J'éprouve à l'égard de ce film, qui est mon premier de Bunuel, des sentiments violemment contradictoires autant que contradictoirement violents, pour ainsi dire (rire feutré).
Même si, étant réac depuis l'âge de 13 ans, la perspective d'assister, comme le promettait le titre, à une satire de pauvres gens qui se moquant de l'éducation de leur grossier chauffeur ou faisant hypocritement éloge d'un pays d'où ils importent à peine illégalement des substances dont la loi a jugé bon de réglementer la consommation, fait toujours un petit pincement au coeur assoupi par une sédentarisation massive que je lui fait subir, je pensais pouvoir apprécier un divertissement un tant soit peu cynique sur une certaine classe.

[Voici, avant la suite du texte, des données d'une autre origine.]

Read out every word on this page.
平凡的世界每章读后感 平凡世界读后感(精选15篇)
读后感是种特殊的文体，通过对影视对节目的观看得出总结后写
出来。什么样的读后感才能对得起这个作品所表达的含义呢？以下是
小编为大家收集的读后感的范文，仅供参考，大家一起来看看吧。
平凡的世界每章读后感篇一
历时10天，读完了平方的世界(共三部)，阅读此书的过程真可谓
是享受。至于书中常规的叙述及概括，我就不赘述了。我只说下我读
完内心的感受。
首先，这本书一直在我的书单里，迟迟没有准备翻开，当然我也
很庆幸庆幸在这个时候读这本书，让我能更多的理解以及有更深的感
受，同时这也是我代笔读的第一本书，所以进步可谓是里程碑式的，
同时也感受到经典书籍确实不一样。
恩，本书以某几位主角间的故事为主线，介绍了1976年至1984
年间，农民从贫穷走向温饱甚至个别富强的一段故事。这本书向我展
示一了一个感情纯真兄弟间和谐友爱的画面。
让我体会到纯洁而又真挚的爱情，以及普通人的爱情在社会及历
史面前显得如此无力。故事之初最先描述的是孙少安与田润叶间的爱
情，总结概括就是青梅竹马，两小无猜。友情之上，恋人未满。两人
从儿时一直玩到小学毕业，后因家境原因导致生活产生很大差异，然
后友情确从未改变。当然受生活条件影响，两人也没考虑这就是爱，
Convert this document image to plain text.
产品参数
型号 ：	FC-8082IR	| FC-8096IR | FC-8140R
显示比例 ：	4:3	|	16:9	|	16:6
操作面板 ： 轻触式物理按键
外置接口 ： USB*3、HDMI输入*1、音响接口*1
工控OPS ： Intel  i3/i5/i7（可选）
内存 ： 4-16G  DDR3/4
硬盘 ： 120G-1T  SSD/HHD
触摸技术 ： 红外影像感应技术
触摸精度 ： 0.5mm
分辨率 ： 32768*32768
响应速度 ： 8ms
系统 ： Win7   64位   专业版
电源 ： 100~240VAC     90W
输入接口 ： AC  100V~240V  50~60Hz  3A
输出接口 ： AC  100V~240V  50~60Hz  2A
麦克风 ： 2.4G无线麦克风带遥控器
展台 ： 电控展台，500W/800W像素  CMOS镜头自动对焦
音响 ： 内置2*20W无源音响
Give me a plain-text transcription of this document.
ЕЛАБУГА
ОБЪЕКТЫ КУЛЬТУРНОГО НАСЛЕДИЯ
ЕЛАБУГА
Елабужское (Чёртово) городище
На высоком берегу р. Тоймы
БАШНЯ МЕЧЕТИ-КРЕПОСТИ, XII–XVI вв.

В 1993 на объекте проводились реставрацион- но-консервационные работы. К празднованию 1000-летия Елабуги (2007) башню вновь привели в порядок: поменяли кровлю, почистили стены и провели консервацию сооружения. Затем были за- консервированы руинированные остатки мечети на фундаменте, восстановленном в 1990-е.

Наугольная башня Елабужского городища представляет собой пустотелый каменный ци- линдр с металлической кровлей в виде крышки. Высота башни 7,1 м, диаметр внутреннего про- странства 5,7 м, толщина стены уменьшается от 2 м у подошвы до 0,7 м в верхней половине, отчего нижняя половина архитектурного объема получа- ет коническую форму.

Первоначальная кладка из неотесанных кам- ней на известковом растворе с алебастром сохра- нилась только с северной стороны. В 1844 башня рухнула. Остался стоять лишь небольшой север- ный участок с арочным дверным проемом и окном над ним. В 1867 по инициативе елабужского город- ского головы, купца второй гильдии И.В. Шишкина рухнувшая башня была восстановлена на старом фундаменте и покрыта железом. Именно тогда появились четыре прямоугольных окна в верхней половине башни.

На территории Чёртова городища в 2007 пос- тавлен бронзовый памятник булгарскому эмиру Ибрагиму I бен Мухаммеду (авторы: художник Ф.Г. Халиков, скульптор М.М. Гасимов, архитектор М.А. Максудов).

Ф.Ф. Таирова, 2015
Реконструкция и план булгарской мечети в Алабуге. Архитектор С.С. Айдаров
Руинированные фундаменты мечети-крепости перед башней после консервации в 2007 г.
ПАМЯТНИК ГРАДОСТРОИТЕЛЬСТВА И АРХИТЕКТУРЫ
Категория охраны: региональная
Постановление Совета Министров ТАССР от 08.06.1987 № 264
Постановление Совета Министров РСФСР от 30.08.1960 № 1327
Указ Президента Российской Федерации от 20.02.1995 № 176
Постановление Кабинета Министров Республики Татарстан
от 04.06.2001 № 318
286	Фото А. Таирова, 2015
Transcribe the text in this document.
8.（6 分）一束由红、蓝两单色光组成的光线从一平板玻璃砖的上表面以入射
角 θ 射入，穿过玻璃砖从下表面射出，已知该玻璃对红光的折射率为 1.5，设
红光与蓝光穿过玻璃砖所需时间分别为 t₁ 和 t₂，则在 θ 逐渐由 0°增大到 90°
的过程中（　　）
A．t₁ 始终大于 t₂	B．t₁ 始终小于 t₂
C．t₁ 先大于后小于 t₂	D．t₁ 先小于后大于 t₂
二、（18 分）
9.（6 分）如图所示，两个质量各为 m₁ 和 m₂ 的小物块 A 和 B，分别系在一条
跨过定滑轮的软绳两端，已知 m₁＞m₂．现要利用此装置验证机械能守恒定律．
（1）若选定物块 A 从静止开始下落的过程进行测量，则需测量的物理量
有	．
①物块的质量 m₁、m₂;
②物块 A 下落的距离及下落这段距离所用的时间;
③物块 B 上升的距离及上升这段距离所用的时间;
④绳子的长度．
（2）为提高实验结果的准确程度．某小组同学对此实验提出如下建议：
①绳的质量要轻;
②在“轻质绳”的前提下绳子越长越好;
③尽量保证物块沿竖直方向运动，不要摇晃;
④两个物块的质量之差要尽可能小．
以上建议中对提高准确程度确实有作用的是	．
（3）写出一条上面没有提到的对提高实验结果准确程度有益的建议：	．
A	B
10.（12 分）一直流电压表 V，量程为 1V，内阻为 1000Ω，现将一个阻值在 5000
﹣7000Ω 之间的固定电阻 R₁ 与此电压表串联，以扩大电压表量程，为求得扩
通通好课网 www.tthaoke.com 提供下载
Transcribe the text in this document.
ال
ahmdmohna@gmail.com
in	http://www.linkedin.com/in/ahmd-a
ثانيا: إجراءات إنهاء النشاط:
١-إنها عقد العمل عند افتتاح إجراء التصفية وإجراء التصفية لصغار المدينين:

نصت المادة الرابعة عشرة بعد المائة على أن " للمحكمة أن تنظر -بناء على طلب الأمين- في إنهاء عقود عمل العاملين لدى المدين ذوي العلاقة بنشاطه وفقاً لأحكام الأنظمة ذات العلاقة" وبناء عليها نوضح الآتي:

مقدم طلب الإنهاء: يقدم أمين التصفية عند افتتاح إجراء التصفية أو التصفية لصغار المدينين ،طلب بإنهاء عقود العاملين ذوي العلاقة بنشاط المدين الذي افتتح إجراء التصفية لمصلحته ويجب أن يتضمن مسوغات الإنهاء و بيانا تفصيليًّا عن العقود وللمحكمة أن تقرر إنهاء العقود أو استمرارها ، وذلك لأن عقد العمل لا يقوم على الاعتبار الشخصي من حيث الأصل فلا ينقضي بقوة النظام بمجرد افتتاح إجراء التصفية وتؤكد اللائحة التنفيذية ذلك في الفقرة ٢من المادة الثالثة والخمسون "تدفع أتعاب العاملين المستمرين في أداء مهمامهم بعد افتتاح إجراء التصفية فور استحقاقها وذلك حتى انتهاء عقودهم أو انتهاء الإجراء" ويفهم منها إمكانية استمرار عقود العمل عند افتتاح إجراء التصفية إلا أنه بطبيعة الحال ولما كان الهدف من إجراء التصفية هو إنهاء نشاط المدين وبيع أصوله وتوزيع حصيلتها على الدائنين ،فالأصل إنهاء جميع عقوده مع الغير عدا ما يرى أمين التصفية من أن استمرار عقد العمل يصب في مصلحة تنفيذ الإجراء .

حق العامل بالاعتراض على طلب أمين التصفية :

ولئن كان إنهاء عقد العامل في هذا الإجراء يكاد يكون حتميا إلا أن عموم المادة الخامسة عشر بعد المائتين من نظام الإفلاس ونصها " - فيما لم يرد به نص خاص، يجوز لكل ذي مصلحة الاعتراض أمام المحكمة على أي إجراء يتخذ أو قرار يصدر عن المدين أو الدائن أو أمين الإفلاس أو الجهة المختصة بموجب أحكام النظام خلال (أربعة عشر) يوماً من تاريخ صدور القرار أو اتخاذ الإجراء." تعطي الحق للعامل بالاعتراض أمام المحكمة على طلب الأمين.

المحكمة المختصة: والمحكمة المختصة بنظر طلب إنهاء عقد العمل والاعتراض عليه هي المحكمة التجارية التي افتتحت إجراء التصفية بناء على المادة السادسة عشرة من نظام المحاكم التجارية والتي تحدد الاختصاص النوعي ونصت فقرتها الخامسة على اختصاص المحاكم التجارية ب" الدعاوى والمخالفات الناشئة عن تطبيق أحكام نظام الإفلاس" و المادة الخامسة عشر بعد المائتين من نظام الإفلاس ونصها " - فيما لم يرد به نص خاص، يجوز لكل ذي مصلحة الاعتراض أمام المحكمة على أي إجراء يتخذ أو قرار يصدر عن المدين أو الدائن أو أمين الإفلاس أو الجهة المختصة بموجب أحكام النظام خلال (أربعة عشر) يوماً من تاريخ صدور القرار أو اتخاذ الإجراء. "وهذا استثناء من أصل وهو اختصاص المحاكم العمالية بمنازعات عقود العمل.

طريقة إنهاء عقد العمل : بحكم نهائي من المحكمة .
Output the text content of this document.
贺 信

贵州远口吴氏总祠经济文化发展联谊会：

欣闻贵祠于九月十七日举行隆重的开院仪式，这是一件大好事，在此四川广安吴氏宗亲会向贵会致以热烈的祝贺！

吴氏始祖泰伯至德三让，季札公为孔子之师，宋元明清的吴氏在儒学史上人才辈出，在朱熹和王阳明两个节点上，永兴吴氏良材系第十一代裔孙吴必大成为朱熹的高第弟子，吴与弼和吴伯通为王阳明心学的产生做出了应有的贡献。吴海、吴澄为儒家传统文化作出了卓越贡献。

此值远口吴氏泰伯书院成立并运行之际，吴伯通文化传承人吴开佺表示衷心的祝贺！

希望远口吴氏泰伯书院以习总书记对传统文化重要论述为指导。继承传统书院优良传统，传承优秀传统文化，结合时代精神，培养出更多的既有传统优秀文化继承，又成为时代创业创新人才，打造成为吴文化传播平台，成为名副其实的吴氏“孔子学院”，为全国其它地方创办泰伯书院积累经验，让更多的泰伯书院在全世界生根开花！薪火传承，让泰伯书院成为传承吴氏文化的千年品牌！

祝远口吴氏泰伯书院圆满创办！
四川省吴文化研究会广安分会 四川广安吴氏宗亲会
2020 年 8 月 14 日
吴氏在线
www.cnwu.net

C'est ce que je pense toujours, à condition que ce soit opéré avec une certaine classe, en fait.
"C'est invraisemblable!"
Un moment tout allait bien, et on était dans le subtil: l'omniprésence des rappels de hierarchisation dans les discussions, les "Excellence", "Colonel", "Monseigneur", "Madame", et autres "Lieutenant" qui s'entrechoquent entre les "Je n'en ferai rien", ou "Si vous insistez", on montrait -certes un peu caricaturalement- des épisodes choisis d'indélicatesse ou de bêtise voire de cruauté, des visions métaphoriques où on montre à travers notre companie allant nulle part sur un chemin de campagne désert que la richesse ou je ne sais quoi ne mène à rien,
et puis POUF! lentement le film sombre dans l'invraisemblance et un absurde dont ne sait trop s'il faut rire ou pleurer. Les passages oniriques du lieutenant semblent appartenir à un autre film, 30 ans plus vieux, et inexorablement la satire devient en réalité un procès avec le rêve de la "représentation" théâtrale et surtout le "grand" final. Une haine palpable envers non pas certains comportements généralisés, mais la demi-douzaine de personnages que forment la "troupe", j'allais dire les acteurs, que Bunuel avilit et rend méprisables entre l'ambassadeur corrompu qui grignote du gigot sous la table pendant que ses amis passent un mauvais quart d'heure, le soeur ivrogne qui vomit après littéralement 30 cl de rosé, ou l'évêque jardinier obséquieux et meurtrier. On s'avisera de répéter à la fin la scène de la vaine randonnée, au cas où on n'aurait pas compris la première fois. La mise en scène on oublie, et on s'attache à exhiber sans répit les travers de tout ce beau monde en frontal, le spectateur et la cohérence scénaristique et Bunuel en grand manitou surréel de l'Humanité se lèche les doigts après une dernière séquence génocidaire qui ressemble à un fantasme marxiste sous pellicule.
Je me rends compte au moment où j'écris ces mots que si avant j'ai pu avoir de réserves, peu de brûlots méritent qu'on s'y attache, et encore moins celui là.